DETROIT — Miguel Cabrera could be moving back to first base, but it won’t be for long or with the Tigers.
It appears Cabrera will be playing a good deal of his old position for the Venezuelan national team during the World Baseball Classic in March.
For Venezuela, it’s as simple as WBC manager Luis Sojo putting his best team on the field. Venezuela currently lists five infielders on its roster: Cabrera, San Francisco Giants third baseman Pablo Sandoval and middle infielders Elvis Andrus, Asdrubal Cabrera and Marco Scutaro.
Cabrera has played 598 games at first base and 541 at his current position of third base. Sandoval, the 2012 World Series MVP who hit three homers in Game 1 against the Tigers, has played 483 games at third and 63 at first.
Venezuela would likely be better off with Cabrera at first and Sandoval at third base because of Cabrera’s decided experience advantage at first.
“Whatever Sojo wants,” Cabrera said. “If he wants me to play first, I will play first. If he wants me at third, I will play third. I have no problem either way.”
The most popular topic of conversation during last week’s Tigers caravan and TigerFest was the team’s closer position, where Tigers general manager Dave Dombrowski refers to rookie Bruce Rondon as the “leading candidate” to replace Jose Valverde.
During a question-and-answer session with fans at Comerica Park, Dombrowski was asked why he hadn’t pursued free-agent closer Brian Wilson, who is recovering from Tommy John elbow surgery.
“He wants to be a closer and he wants to be in that position,” Dombrowski said. “So we’re really not in a position to make him that kind of promise.”
Another TigerFest fan shouted, “Let’s keep JV in the D!” — meaning keeping Justin Verlander in Detroit after his contract expires.
Verlander said he hopes to maintain his high level of performance and gain entry to the Baseball Hall of Fame. He also said he would “love” to do that as a career-long Tiger, although details of any contract discussions are not known.
“Any time we have contract negotiations, it’s best to keep those behind the scenes,” Dombrowski said. “We would love to have him with us for a real long time.”
Dombrowski laughed about a comment Verlander made during the week.
“Justin said he’d probably play this game for nothing,” Dombrowski said. “I thanked him for saying that.”
Verlander, who turns 30 on Feb. 20, will receive $20 million both this season and in 2014, when his five-year, $80 million contract expires.
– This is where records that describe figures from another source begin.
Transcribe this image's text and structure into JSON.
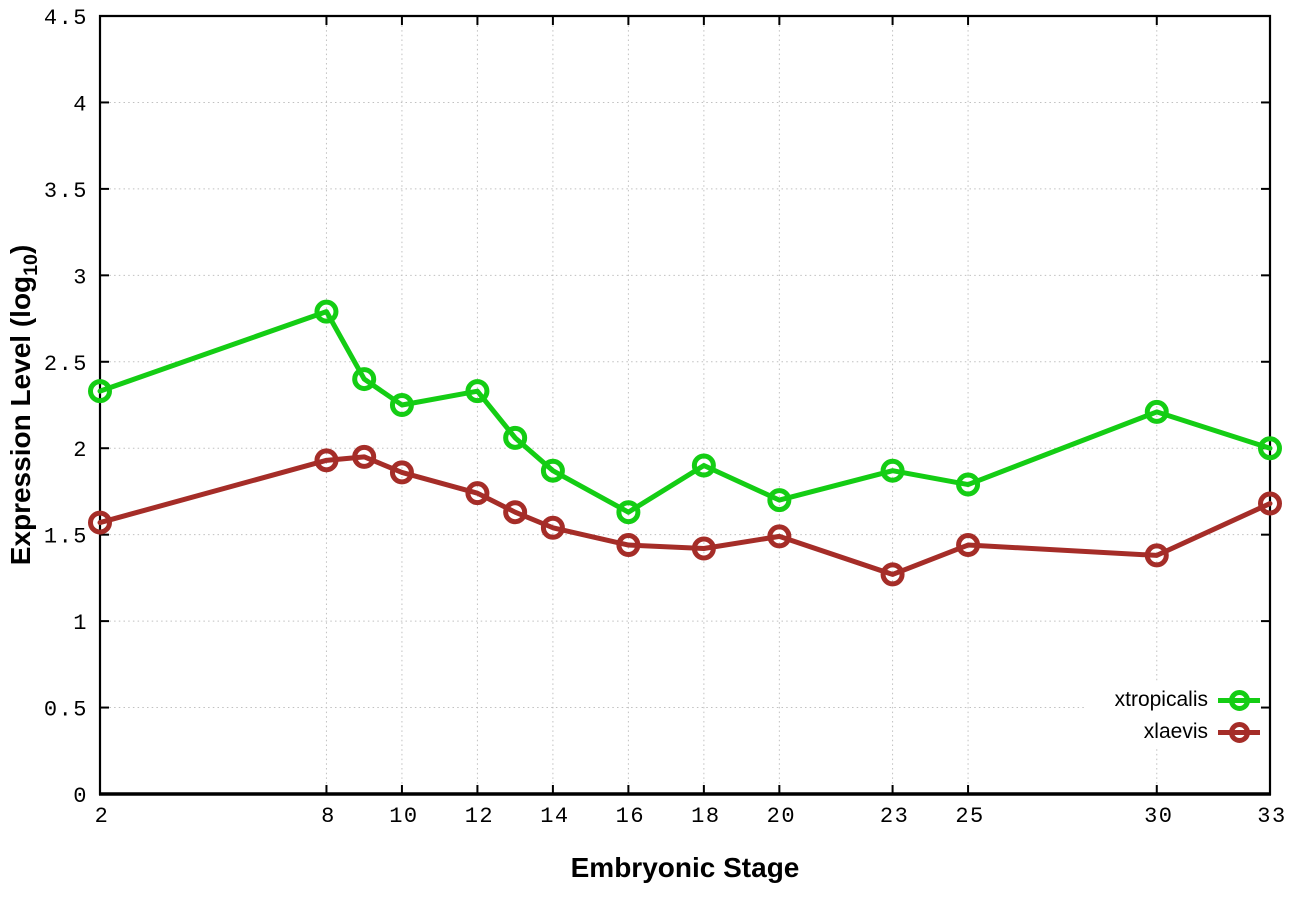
{
  "chart_data": {
    "type": "line",
    "title": "",
    "xlabel": "Embryonic Stage",
    "ylabel": {
      "prefix": "Expression Level (log",
      "sub": "10",
      "suffix": ")"
    },
    "xlim": [
      2,
      33
    ],
    "ylim": [
      0,
      4.5
    ],
    "grid": true,
    "legend_position": "bottom-right-inside",
    "x_ticks": [
      {
        "v": 2,
        "label": "2"
      },
      {
        "v": 8,
        "label": "8"
      },
      {
        "v": 10,
        "label": "10"
      },
      {
        "v": 12,
        "label": "12"
      },
      {
        "v": 14,
        "label": "14"
      },
      {
        "v": 16,
        "label": "16"
      },
      {
        "v": 18,
        "label": "18"
      },
      {
        "v": 20,
        "label": "20"
      },
      {
        "v": 23,
        "label": "23"
      },
      {
        "v": 25,
        "label": "25"
      },
      {
        "v": 30,
        "label": "30"
      },
      {
        "v": 33,
        "label": "33"
      }
    ],
    "y_ticks": [
      {
        "v": 0,
        "label": "0"
      },
      {
        "v": 0.5,
        "label": "0.5"
      },
      {
        "v": 1,
        "label": "1"
      },
      {
        "v": 1.5,
        "label": "1.5"
      },
      {
        "v": 2,
        "label": "2"
      },
      {
        "v": 2.5,
        "label": "2.5"
      },
      {
        "v": 3,
        "label": "3"
      },
      {
        "v": 3.5,
        "label": "3.5"
      },
      {
        "v": 4,
        "label": "4"
      },
      {
        "v": 4.5,
        "label": "4.5"
      }
    ],
    "x": [
      2,
      8,
      9,
      10,
      12,
      13,
      14,
      16,
      18,
      20,
      23,
      25,
      30,
      33
    ],
    "series": [
      {
        "name": "xtropicalis",
        "color": "#14cd14",
        "marker": "open-circle",
        "values": [
          2.33,
          2.79,
          2.4,
          2.25,
          2.33,
          2.06,
          1.87,
          1.63,
          1.9,
          1.7,
          1.87,
          1.79,
          2.21,
          2.0
        ]
      },
      {
        "name": "xlaevis",
        "color": "#a52d28",
        "marker": "open-circle",
        "values": [
          1.57,
          1.93,
          1.95,
          1.86,
          1.74,
          1.63,
          1.54,
          1.44,
          1.42,
          1.49,
          1.27,
          1.44,
          1.38,
          1.68
        ]
      }
    ],
    "colors": {
      "background": "#ffffff",
      "grid": "#c0c0c0",
      "axis": "#000000",
      "tick_label": "#000000"
    }
  }
}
It’s safe to say it will take between $150 million and $200 million to either extend his contract or get him to sign a new deal for six to eight years.
Dombrowski classified himself as a “traditional general manager” who uses the “statistical aspect” presented by sabermetricians.
But he did admit to wondering how seriously the Wins Above Replacement (WAR) statistic should be taken.
He recalled a conversation with former St. Louis Cardinals manager Tony La Russa comparing the WAR ratings of Cabrera and Chicago Cubs shortstop Darwin Barney at one point during a recent season.
“I said, ‘Tony, do you know Darwin Barney is ranked ahead of Miguel Cabrera?’” Dombrowski said. “Now, no offense to Darwin Barney, but he’s not the player Miguel Cabrera is.”
Cabrera ranked sixth last season in WAR ratings despite being named the American League MVP and winning the first Triple Crown since 1967. Mike Trout led the majors with a 10.7 WAR, and was followed by Robinson Cano (8.2), Verlander (7.5), Buster Posey (7.2), Andrew McCutchen (7.0) and Cabrera (6.9).
PITCH AND PUTT
Verlander takes golf almost as seriously as baseball. He lives in a golf-course community in Lakeland, Fla., and has a golf-course hole lined with sand traps as his main photo for his Twitter account — @JustinVerlander — along with this description of himself: “Pitcher for the Detroit Tigers and semi-pro golfer.”
He’s thrilled about playing in the AT&T Pebble Beach National Pro-Am, Feb. 4-10, on the iconic courses on the Monterey Peninsula in northern California.
Pitchers and catchers report to Lakeland Feb. 12, so the timing is perfect. Verlander has been working out in Lakeland for weeks, but will take a brief break to experience something special.
“I am excited and nervous,” Verlander said. “What I am looking forward to most is just the atmosphere of a PGA event.”
Verlander will join other celebrities such as Bill Murray, Notre Dame football coach Brian Kelly and Giants pitcher Matt Cain in pairing with PGA players. Verlander didn’t yet know who he’ll be playing with.
ON THE WALL
Tigers first base coach Rafael Belliard and his wife, Leonora, visited Thailand and China during the offseason.
“Me and my wife walked to the top of the Great Wall of China,” Belliard said. “We would get to what we thought was the top of the wall and find that there was another section of the wall to climb. It took us one hour to reach the top, but we made it.”
They reached the top but didn’t think of covering the length. That would be 5,500 miles, according to the Encyclopedia Britannica.